Some people (at the time of writing we have no idea how many) are marching in Edinburgh today, notionally in favour of Scottish independence although the event’s barely-concealed true purpose is to firmly establish Believe In Scotland as the official, SNP-approved “grassroots Yes movement”.
(It’s so grassroots that for just £1,800 you and some pals can hobnob with Humza Yousaf and, um, Janey Godley at their annual dinner at the Hilton later this month.)
For around 40 years of my life, I had an easy one-word answer to being asked if I was in favour of independence for Scotland, and that answer was “Yes”. If you’d pushed me to expand, I’d have said “Yes, obviously“.

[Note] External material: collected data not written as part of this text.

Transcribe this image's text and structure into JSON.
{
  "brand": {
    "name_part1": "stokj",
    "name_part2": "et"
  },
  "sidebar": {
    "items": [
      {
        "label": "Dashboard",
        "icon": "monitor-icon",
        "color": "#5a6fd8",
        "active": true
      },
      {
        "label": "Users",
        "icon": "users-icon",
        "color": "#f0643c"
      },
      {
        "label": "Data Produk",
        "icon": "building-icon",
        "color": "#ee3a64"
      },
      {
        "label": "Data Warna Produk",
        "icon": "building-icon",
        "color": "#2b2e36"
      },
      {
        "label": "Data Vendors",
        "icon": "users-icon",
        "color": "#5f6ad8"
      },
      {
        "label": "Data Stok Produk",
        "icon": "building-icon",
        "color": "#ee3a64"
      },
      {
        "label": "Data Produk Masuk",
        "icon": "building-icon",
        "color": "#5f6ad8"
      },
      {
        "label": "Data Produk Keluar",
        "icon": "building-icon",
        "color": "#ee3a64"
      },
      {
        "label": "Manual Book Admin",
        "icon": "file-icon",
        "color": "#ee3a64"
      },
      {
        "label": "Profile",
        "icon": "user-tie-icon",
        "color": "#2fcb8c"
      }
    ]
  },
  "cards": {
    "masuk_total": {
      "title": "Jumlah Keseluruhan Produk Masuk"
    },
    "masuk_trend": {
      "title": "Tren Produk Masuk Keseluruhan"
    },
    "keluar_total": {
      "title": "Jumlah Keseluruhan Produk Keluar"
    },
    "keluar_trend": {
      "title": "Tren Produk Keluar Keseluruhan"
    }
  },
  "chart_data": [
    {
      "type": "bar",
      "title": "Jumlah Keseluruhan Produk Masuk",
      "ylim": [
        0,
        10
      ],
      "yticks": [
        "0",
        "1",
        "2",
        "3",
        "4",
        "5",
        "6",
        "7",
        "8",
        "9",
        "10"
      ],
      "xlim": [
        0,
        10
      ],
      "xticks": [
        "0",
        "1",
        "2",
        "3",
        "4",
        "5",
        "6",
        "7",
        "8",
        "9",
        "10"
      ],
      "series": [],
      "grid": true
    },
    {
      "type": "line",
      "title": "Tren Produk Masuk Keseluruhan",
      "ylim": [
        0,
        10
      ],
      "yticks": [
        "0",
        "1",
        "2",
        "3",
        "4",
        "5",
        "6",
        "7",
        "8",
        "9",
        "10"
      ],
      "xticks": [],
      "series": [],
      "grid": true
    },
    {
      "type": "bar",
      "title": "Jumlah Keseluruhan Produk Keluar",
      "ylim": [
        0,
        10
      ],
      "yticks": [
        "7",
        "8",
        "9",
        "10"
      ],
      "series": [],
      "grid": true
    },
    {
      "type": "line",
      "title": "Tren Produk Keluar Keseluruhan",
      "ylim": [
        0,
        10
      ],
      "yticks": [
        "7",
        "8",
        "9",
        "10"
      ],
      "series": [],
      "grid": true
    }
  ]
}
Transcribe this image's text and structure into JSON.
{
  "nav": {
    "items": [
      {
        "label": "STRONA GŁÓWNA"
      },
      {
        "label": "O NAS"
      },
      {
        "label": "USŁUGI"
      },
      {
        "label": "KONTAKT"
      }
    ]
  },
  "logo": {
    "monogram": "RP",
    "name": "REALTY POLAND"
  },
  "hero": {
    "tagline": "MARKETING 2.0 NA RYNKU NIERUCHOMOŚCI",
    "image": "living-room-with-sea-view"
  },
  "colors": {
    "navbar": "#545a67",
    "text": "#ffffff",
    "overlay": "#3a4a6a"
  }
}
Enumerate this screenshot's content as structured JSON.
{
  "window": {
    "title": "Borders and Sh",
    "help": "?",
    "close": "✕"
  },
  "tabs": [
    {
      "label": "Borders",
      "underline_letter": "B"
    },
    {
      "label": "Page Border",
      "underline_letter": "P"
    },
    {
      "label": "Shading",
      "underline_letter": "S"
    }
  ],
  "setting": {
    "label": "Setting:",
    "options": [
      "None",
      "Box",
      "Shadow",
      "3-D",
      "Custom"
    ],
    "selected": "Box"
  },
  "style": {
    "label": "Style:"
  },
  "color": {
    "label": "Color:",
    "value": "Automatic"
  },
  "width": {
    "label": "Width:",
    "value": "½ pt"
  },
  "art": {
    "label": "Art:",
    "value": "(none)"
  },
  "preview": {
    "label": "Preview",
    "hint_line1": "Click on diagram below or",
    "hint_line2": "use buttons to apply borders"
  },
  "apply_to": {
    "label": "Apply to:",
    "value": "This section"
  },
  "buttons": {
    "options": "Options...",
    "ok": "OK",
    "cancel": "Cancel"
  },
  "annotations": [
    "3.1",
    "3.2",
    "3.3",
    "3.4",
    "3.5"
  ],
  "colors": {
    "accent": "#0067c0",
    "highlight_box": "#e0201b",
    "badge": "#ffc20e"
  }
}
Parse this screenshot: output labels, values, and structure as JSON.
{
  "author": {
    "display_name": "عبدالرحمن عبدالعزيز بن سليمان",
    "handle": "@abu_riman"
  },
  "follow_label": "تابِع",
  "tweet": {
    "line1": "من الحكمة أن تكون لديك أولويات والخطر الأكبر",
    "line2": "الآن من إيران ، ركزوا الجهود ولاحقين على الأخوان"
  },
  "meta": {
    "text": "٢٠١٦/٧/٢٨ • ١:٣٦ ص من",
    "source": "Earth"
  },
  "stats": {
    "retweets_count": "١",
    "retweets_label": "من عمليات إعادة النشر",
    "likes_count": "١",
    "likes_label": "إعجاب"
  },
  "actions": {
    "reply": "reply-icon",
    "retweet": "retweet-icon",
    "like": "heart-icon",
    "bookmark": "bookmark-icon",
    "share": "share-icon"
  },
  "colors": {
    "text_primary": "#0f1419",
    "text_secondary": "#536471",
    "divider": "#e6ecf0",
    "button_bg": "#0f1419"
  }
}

Even though my dad was employed by the SNP leader of the time – in his non-SNP capacity as a business owner – politics wasn’t discussed in our house. (These were the 1970s, so there wasn’t a vast amount of discussion full stop.) But I was raised, basically by default, with the view that Scotland was a country.
Of course it was a country. It had its own dialect and an identifiable culture, both things personified to my young self by Oor Wullie and The Broons, and our weekly visits to my granny’s wooden bungalow in a wee ancient village near Cumbernauld that may as well have been Auchenshoogle (weirdly, sometimes “Auchentogle”).
It had national football and rugby teams. It had a flag. Why would it be any less of a country than Germany or Italy or Holland or Brazil or Argentina? (My knowledge of geography was primarily World Cup-based.)
So as soon as I had even the vaguest notion of the concept of politics – probably around the age of 7 or 8 – it seemed straightforwardly axiomatic to me that it should be independent. There was never even a thought process, it was just mad and unnatural to think otherwise, like believing the sea was orange. Countries run their own affairs, right? And that was it for the next 40-odd years.
(Post-2007, when I started to seriously examine the idea, the feeling only solidified.)
But since 2018 or so, for the first time in my life, my answer is different. If you ask me now whether I believe in Scottish independence, I’ll say “Yes, in principle“.